About Lyssa: Lyssa Kaehler (CD)DONA has been assisting at births since 2010. She has awesome tattoos and an irreverent sense of humor, and can help you make it through your birth with your soul and perineum intact. In her spare time she enjoys making faces at babies and doing fix-it work around her house.
RD: What inspired you to become a Doula?
LK: I felt a calling to work with birth while I was in school studying psychology…funny how callings hit while you’re busy doing something else! It just felt like this was the life I was meant to be living. My eventual goal is to be a homebirth midwife, but some birth community friends advised that I become a doula first and get some real life experience before diving into midwifery school.
RD: What is your Doula philosophy and how does it fit into your broader political beliefs?
LK: I feel like all women deserve to be treated with respect and to have their body’s processes honored at whatever phase of life she is in or what she chooses to do with it…but that’s not what happens here. What I want for all the women that I work with is to feel that they were truly informed and in control of decisions made, and comfortable with the unfolding process even when things don’t go as planned. I hate that having a good, empowering birth is an upper class privilege in our medical system, and that poor women are just supposed to take whatever they are given and be grateful. That needs to change.

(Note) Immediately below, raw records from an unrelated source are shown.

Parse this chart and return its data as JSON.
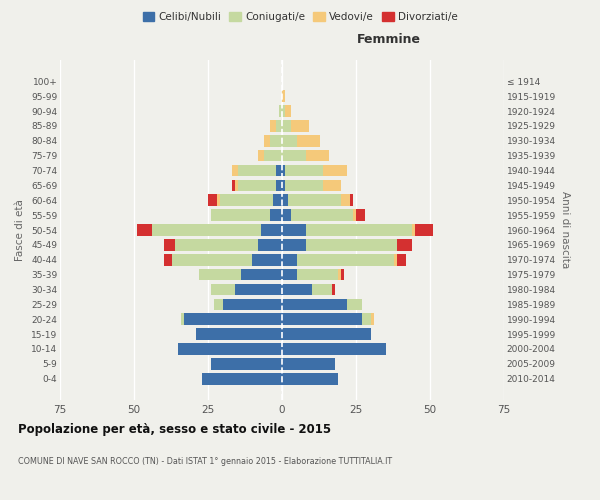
{
  "age_groups": [
    "0-4",
    "5-9",
    "10-14",
    "15-19",
    "20-24",
    "25-29",
    "30-34",
    "35-39",
    "40-44",
    "45-49",
    "50-54",
    "55-59",
    "60-64",
    "65-69",
    "70-74",
    "75-79",
    "80-84",
    "85-89",
    "90-94",
    "95-99",
    "100+"
  ],
  "birth_years": [
    "2010-2014",
    "2005-2009",
    "2000-2004",
    "1995-1999",
    "1990-1994",
    "1985-1989",
    "1980-1984",
    "1975-1979",
    "1970-1974",
    "1965-1969",
    "1960-1964",
    "1955-1959",
    "1950-1954",
    "1945-1949",
    "1940-1944",
    "1935-1939",
    "1930-1934",
    "1925-1929",
    "1920-1924",
    "1915-1919",
    "≤ 1914"
  ],
  "colors": {
    "celibi": "#3d6fa8",
    "coniugati": "#c5d9a0",
    "vedovi": "#f5c97a",
    "divorziati": "#d43030"
  },
  "male": {
    "celibi": [
      27,
      24,
      35,
      29,
      33,
      20,
      16,
      14,
      10,
      8,
      7,
      4,
      3,
      2,
      2,
      0,
      0,
      0,
      0,
      0,
      0
    ],
    "coniugati": [
      0,
      0,
      0,
      0,
      1,
      3,
      8,
      14,
      27,
      28,
      37,
      20,
      18,
      13,
      13,
      6,
      4,
      2,
      1,
      0,
      0
    ],
    "vedovi": [
      0,
      0,
      0,
      0,
      0,
      0,
      0,
      0,
      0,
      0,
      0,
      0,
      1,
      1,
      2,
      2,
      2,
      2,
      0,
      0,
      0
    ],
    "divorziati": [
      0,
      0,
      0,
      0,
      0,
      0,
      0,
      0,
      3,
      4,
      5,
      0,
      3,
      1,
      0,
      0,
      0,
      0,
      0,
      0,
      0
    ]
  },
  "female": {
    "celibi": [
      19,
      18,
      35,
      30,
      27,
      22,
      10,
      5,
      5,
      8,
      8,
      3,
      2,
      1,
      1,
      0,
      0,
      0,
      0,
      0,
      0
    ],
    "coniugati": [
      0,
      0,
      0,
      0,
      3,
      5,
      7,
      14,
      33,
      31,
      36,
      21,
      18,
      13,
      13,
      8,
      5,
      3,
      1,
      0,
      0
    ],
    "vedovi": [
      0,
      0,
      0,
      0,
      1,
      0,
      0,
      1,
      1,
      0,
      1,
      1,
      3,
      6,
      8,
      8,
      8,
      6,
      2,
      1,
      0
    ],
    "divorziati": [
      0,
      0,
      0,
      0,
      0,
      0,
      1,
      1,
      3,
      5,
      6,
      3,
      1,
      0,
      0,
      0,
      0,
      0,
      0,
      0,
      0
    ]
  },
  "xlim": 75,
  "title": "Popolazione per età, sesso e stato civile - 2015",
  "subtitle": "COMUNE DI NAVE SAN ROCCO (TN) - Dati ISTAT 1° gennaio 2015 - Elaborazione TUTTITALIA.IT",
  "ylabel_left": "Fasce di età",
  "ylabel_right": "Anni di nascita",
  "xlabel_right": "Femmine",
  "legend_labels": [
    "Celibi/Nubili",
    "Coniugati/e",
    "Vedovi/e",
    "Divorziati/e"
  ],
  "bg_color": "#f0f0eb"
}
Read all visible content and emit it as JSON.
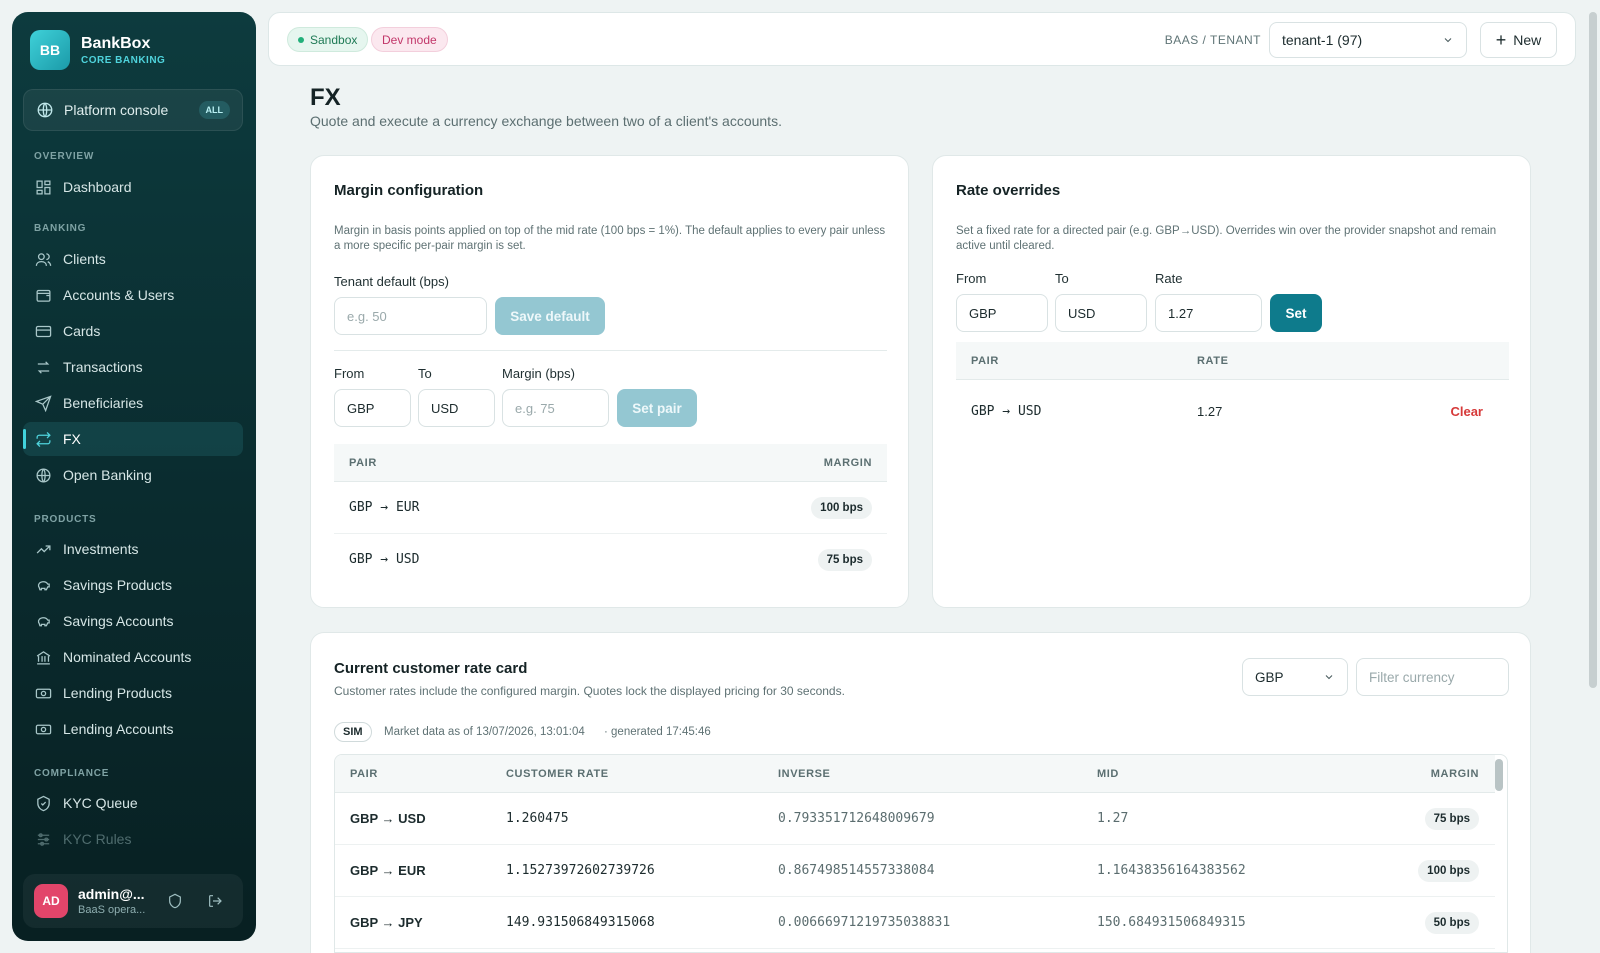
{
  "sidebar": {
    "brand_logo": "BB",
    "brand_name": "BankBox",
    "brand_sub": "CORE BANKING",
    "console_label": "Platform console",
    "console_badge": "ALL",
    "sections": {
      "overview": "OVERVIEW",
      "banking": "BANKING",
      "products": "PRODUCTS",
      "compliance": "COMPLIANCE"
    },
    "items": [
      {
        "label": "Dashboard",
        "icon": "dashboard-icon"
      },
      {
        "label": "Clients",
        "icon": "users-icon"
      },
      {
        "label": "Accounts & Users",
        "icon": "wallet-icon"
      },
      {
        "label": "Cards",
        "icon": "card-icon"
      },
      {
        "label": "Transactions",
        "icon": "transfer-icon"
      },
      {
        "label": "Beneficiaries",
        "icon": "send-icon"
      },
      {
        "label": "FX",
        "icon": "exchange-icon"
      },
      {
        "label": "Open Banking",
        "icon": "globe-icon"
      },
      {
        "label": "Investments",
        "icon": "trend-icon"
      },
      {
        "label": "Savings Products",
        "icon": "piggy-bank-icon"
      },
      {
        "label": "Savings Accounts",
        "icon": "piggy-bank-icon"
      },
      {
        "label": "Nominated Accounts",
        "icon": "bank-icon"
      },
      {
        "label": "Lending Products",
        "icon": "banknote-icon"
      },
      {
        "label": "Lending Accounts",
        "icon": "banknote-icon"
      },
      {
        "label": "KYC Queue",
        "icon": "shield-check-icon"
      },
      {
        "label": "KYC Rules",
        "icon": "sliders-icon"
      }
    ],
    "user": {
      "initials": "AD",
      "name": "admin@...",
      "role": "BaaS opera..."
    }
  },
  "topbar": {
    "sandbox_label": "Sandbox",
    "dev_label": "Dev mode",
    "tenant_label": "BAAS / TENANT",
    "tenant_value": "tenant-1 (97)",
    "new_label": "New"
  },
  "page": {
    "title": "FX",
    "subtitle": "Quote and execute a currency exchange between two of a client's accounts."
  },
  "margin": {
    "title": "Margin configuration",
    "desc": "Margin in basis points applied on top of the mid rate (100 bps = 1%). The default applies to every pair unless a more specific per-pair margin is set.",
    "default_label": "Tenant default (bps)",
    "default_placeholder": "e.g. 50",
    "save_default": "Save default",
    "from_label": "From",
    "to_label": "To",
    "margin_label": "Margin (bps)",
    "from_value": "GBP",
    "to_value": "USD",
    "margin_placeholder": "e.g. 75",
    "set_pair": "Set pair",
    "col_pair": "PAIR",
    "col_margin": "MARGIN",
    "rows": [
      {
        "pair": "GBP → EUR",
        "margin": "100 bps"
      },
      {
        "pair": "GBP → USD",
        "margin": "75 bps"
      }
    ]
  },
  "overrides": {
    "title": "Rate overrides",
    "desc": "Set a fixed rate for a directed pair (e.g. GBP→USD). Overrides win over the provider snapshot and remain active until cleared.",
    "from_label": "From",
    "to_label": "To",
    "rate_label": "Rate",
    "from_value": "GBP",
    "to_value": "USD",
    "rate_value": "1.27",
    "set_label": "Set",
    "col_pair": "PAIR",
    "col_rate": "RATE",
    "rows": [
      {
        "pair": "GBP → USD",
        "rate": "1.27",
        "action": "Clear"
      }
    ]
  },
  "ratecard": {
    "title": "Current customer rate card",
    "desc": "Customer rates include the configured margin. Quotes lock the displayed pricing for 30 seconds.",
    "base_currency": "GBP",
    "filter_placeholder": "Filter currency",
    "sim_badge": "SIM",
    "market_info": "Market data as of 13/07/2026, 13:01:04",
    "generated": "· generated 17:45:46",
    "cols": {
      "pair": "PAIR",
      "customer_rate": "CUSTOMER RATE",
      "inverse": "INVERSE",
      "mid": "MID",
      "margin": "MARGIN"
    },
    "rows": [
      {
        "pair": "GBP → USD",
        "customer_rate": "1.260475",
        "inverse": "0.793351712648009679",
        "mid": "1.27",
        "margin": "75 bps"
      },
      {
        "pair": "GBP → EUR",
        "customer_rate": "1.15273972602739726",
        "inverse": "0.867498514557338084",
        "mid": "1.16438356164383562",
        "margin": "100 bps"
      },
      {
        "pair": "GBP → JPY",
        "customer_rate": "149.931506849315068",
        "inverse": "0.00666971219735038831",
        "mid": "150.684931506849315",
        "margin": "50 bps"
      }
    ]
  }
}
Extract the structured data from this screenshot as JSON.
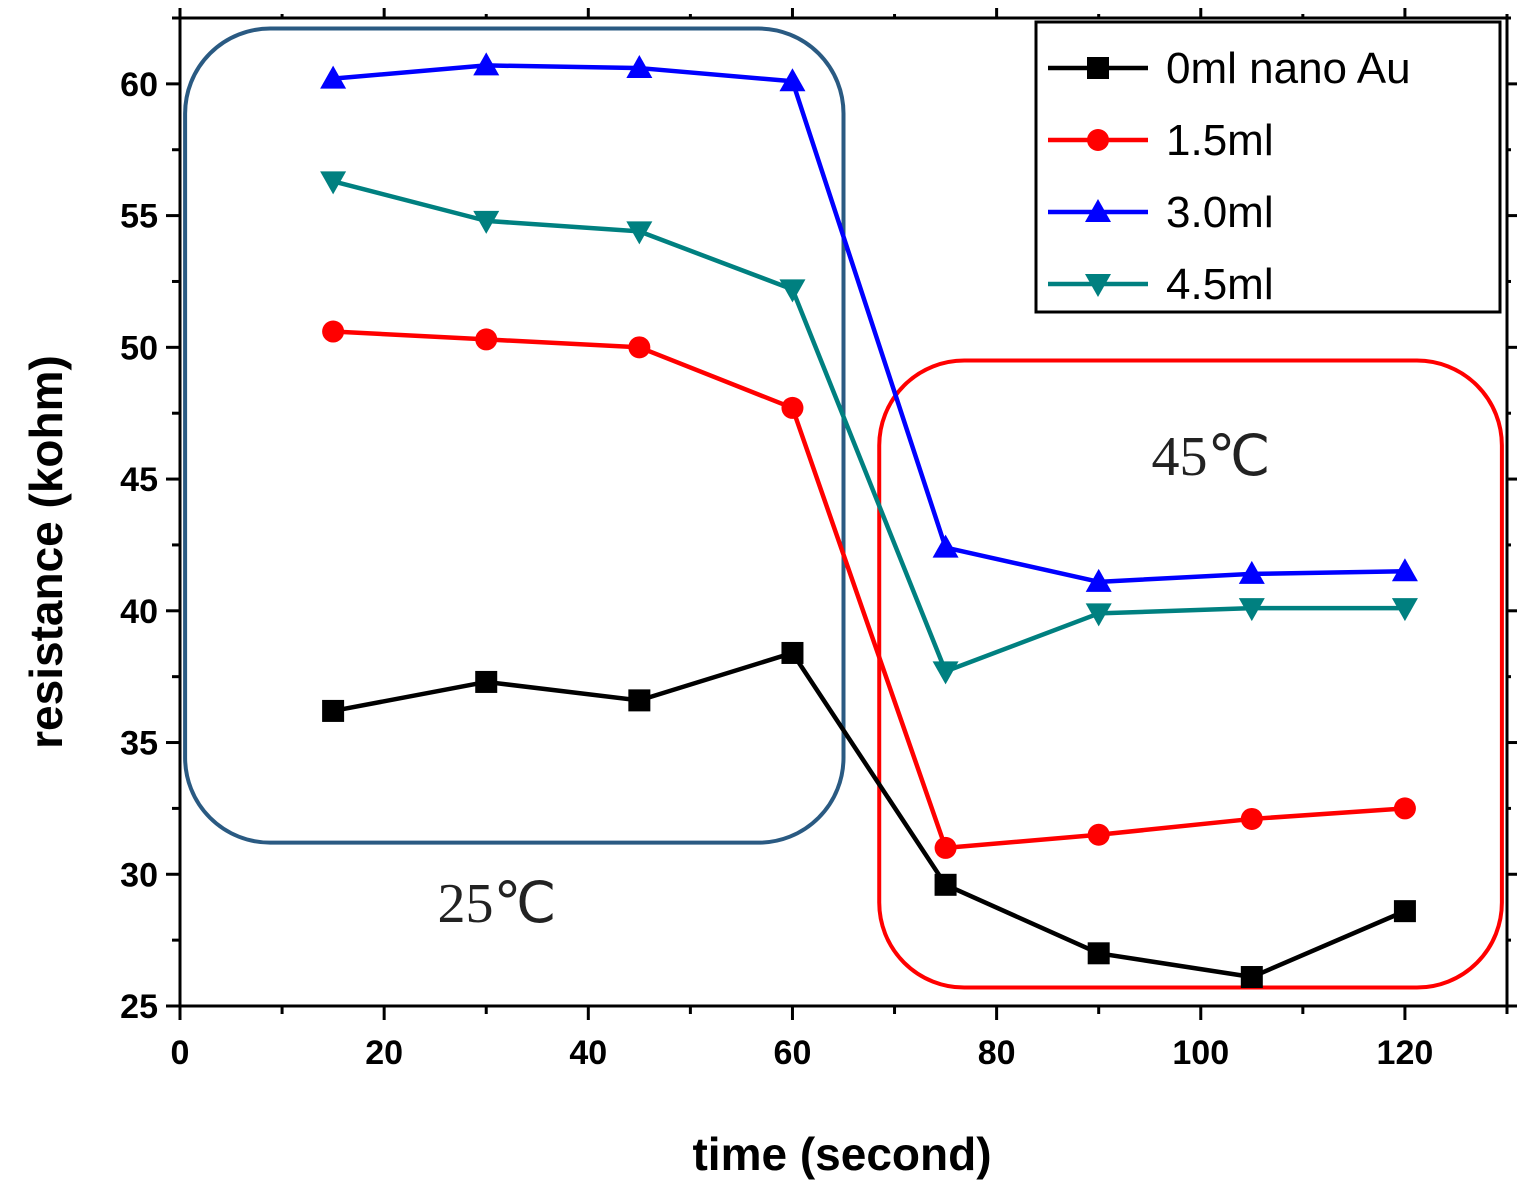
{
  "chart_data": {
    "type": "line",
    "title": "",
    "xlabel": "time (second)",
    "ylabel": "resistance (kohm)",
    "xlim": [
      0,
      130
    ],
    "ylim": [
      25,
      62.5
    ],
    "x_ticks": [
      0,
      20,
      40,
      60,
      80,
      100,
      120
    ],
    "y_ticks": [
      25,
      30,
      35,
      40,
      45,
      50,
      55,
      60
    ],
    "x": [
      15,
      30,
      45,
      60,
      75,
      90,
      105,
      120
    ],
    "series": [
      {
        "name": "0ml nano Au",
        "color": "#000000",
        "marker": "square",
        "values": [
          36.2,
          37.3,
          36.6,
          38.4,
          29.6,
          27.0,
          26.1,
          28.6
        ]
      },
      {
        "name": "1.5ml",
        "color": "#ff0000",
        "marker": "circle",
        "values": [
          50.6,
          50.3,
          50.0,
          47.7,
          31.0,
          31.5,
          32.1,
          32.5
        ]
      },
      {
        "name": "3.0ml",
        "color": "#0000ff",
        "marker": "triangle-up",
        "values": [
          60.2,
          60.7,
          60.6,
          60.1,
          42.4,
          41.1,
          41.4,
          41.5
        ]
      },
      {
        "name": "4.5ml",
        "color": "#008080",
        "marker": "triangle-down",
        "values": [
          56.3,
          54.8,
          54.4,
          52.2,
          37.7,
          39.9,
          40.1,
          40.1
        ]
      }
    ],
    "annotations": [
      {
        "text": "25℃",
        "color": "#2a5a82",
        "region_x": [
          0.5,
          65
        ],
        "region_y": [
          31.2,
          62.1
        ]
      },
      {
        "text": "45℃",
        "color": "#ff0000",
        "region_x": [
          68.5,
          129.5
        ],
        "region_y": [
          25.7,
          49.5
        ]
      }
    ],
    "legend_position": "top-right"
  }
}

RD: What is your favorite thing about being a Doula?
LK: I love seeing women conquer their fears and the rush of power that comes with a good birth. A friend of mine was telling me yesterday that she is still empowered from the birth of her first child 22 years ago. That empowerment can change lives forever.
RD: If you could change one thing about birth in the US, what would it be?
LK: Universal health care would be nice, and a system that doesn’t encourage and reward providers for doing unnecessary inductions and c-sections.